Je compris la distinction du major ; il voulait établir une différence entre l’héritier de Clawbonny, courant les mers pour son plaisir, et celui qui ne le faisait que par métier. Elle n’était pas faite très-délicatement, mais c’était quelque chose dans la bouche d’un Européen parlant à un Américain, c’est-à-dire à un être d’un ordre inférieur, sous tous les rapports : moral, politique, physique, social, autres que financier. Grâce au ciel, le dollar américain est reçu, poids pour poids, tout aussi bien que toute autre monnaie d’Europe. On va même jusqu’à le préférer au thaler de papier de Prusse.

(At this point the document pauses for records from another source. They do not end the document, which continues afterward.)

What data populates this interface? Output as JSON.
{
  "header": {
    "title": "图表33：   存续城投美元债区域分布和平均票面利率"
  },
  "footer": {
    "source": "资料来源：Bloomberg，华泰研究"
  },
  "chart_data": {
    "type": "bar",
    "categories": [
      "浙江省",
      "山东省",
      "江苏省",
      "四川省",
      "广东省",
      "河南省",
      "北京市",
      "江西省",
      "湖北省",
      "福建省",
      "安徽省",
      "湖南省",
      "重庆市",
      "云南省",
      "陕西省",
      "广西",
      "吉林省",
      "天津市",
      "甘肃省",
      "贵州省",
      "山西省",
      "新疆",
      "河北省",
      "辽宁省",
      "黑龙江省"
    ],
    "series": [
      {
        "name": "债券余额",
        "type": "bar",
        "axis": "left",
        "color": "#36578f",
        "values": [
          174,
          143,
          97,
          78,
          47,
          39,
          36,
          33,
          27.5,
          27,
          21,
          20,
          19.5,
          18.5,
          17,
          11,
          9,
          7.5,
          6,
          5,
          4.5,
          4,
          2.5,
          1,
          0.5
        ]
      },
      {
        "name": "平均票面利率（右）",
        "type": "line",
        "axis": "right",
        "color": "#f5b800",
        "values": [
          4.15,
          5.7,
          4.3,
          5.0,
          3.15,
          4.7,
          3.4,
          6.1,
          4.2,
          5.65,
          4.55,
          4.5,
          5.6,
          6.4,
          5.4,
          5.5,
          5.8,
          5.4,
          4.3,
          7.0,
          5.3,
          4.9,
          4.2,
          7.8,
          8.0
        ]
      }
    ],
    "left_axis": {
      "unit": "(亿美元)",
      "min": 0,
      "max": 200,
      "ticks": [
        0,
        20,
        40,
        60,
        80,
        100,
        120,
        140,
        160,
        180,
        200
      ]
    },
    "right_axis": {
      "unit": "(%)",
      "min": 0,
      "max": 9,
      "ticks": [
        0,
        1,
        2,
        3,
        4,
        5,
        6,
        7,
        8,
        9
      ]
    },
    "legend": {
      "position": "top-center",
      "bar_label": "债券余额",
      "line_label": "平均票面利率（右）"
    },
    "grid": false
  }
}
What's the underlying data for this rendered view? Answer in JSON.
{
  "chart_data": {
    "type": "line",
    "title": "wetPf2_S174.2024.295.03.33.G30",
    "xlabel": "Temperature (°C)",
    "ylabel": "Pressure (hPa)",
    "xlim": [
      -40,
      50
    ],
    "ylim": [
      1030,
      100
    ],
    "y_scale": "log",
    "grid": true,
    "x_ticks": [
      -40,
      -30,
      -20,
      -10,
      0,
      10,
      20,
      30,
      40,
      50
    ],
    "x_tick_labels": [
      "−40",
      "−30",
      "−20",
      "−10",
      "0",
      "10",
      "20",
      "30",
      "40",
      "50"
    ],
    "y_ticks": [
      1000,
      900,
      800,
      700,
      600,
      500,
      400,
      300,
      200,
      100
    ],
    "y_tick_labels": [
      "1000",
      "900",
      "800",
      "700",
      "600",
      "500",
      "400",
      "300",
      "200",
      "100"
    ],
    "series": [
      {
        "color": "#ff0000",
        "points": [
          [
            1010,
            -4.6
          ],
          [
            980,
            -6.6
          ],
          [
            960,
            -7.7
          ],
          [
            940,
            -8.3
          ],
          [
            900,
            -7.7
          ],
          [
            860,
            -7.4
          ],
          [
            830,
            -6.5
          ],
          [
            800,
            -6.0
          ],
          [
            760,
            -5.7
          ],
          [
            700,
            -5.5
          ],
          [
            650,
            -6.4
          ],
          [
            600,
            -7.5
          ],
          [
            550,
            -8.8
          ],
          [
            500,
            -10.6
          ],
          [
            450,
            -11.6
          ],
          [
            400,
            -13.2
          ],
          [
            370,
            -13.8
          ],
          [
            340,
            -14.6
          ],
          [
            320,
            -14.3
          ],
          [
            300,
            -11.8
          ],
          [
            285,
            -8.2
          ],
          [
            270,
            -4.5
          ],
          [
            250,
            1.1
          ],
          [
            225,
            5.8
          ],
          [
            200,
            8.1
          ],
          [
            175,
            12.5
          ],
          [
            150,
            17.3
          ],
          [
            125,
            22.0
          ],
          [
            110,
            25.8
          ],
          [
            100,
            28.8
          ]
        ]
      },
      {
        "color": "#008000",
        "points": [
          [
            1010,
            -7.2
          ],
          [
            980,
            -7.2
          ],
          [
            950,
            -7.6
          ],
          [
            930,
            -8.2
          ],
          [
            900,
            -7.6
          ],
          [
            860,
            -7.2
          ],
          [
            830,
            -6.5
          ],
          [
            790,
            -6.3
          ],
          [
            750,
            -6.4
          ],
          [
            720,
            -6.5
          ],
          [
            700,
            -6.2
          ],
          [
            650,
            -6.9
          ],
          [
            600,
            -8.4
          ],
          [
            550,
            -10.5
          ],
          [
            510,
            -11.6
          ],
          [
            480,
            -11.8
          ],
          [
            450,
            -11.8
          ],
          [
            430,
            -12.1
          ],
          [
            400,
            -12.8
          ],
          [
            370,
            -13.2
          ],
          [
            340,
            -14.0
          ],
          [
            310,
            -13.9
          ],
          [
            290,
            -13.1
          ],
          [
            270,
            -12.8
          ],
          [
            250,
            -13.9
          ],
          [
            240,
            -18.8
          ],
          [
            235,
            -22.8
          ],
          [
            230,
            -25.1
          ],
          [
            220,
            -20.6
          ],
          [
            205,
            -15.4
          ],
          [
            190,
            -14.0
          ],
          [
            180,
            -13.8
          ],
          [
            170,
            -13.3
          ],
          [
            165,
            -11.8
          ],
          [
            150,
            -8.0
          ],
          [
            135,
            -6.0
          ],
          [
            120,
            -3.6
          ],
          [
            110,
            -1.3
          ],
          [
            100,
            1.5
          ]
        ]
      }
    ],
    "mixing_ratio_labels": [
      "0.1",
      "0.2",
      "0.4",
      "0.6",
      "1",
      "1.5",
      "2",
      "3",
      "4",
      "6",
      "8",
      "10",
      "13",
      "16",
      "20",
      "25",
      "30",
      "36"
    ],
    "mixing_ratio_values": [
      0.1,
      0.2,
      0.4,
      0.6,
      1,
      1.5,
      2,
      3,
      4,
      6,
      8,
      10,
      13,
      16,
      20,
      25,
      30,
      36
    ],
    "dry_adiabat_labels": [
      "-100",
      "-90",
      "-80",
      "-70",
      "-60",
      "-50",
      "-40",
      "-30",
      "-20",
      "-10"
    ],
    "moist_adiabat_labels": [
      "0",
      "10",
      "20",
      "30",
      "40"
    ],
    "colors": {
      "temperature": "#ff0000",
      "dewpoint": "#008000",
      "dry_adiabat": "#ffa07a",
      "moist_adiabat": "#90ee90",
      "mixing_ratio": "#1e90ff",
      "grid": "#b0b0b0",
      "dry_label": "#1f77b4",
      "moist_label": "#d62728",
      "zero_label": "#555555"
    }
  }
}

— Je conçois aisément que miss Merton porte ses prétentions plus haut que le capitaine Le Compte, répondis-je en inclinant la tête, pour remercier tacitement de la distinction faite en ma faveur, et je suis convaincu que ses importunités cesseraient, s’il était convaincu qu’elles sont inutiles.

— Vous ne connaissez pas les Français, monsieur Wallingford, dit Émilie. Essayez donc de persuader à l’un d’eux qu’il n’est pas adorable.

— Je ne saurais croire que ce faible s’étende jusqu’aux marins, répondis-je en riant. En tout cas, vous serez délivrée, dès que vous aurez mis le pied en France.

— Et plus tôt, je l’espère, Wallingford, reprit le père. Ces Français peuvent faire ce qu’ils veulent ici dans la solitude de l’Océan Pacifique ; mais, une fois sur l’Atlantique, nous trouverons quelque croiseur anglais qui nous recueillera sur son bord, longtemps avant que nous touchions la France.

Cet espoir était raisonnable, et ce fut quelque temps le sujet de la conversation. Quand je crus prudent de me retirer, le major m’accompagna, pour me montrer à l’extrémité de l’île une pointe d’où je pouvais voir le bâtiment naufragé, puis il me laissa, et je continuai à suivre la côte, réfléchissant à tout ce qui s’était passé.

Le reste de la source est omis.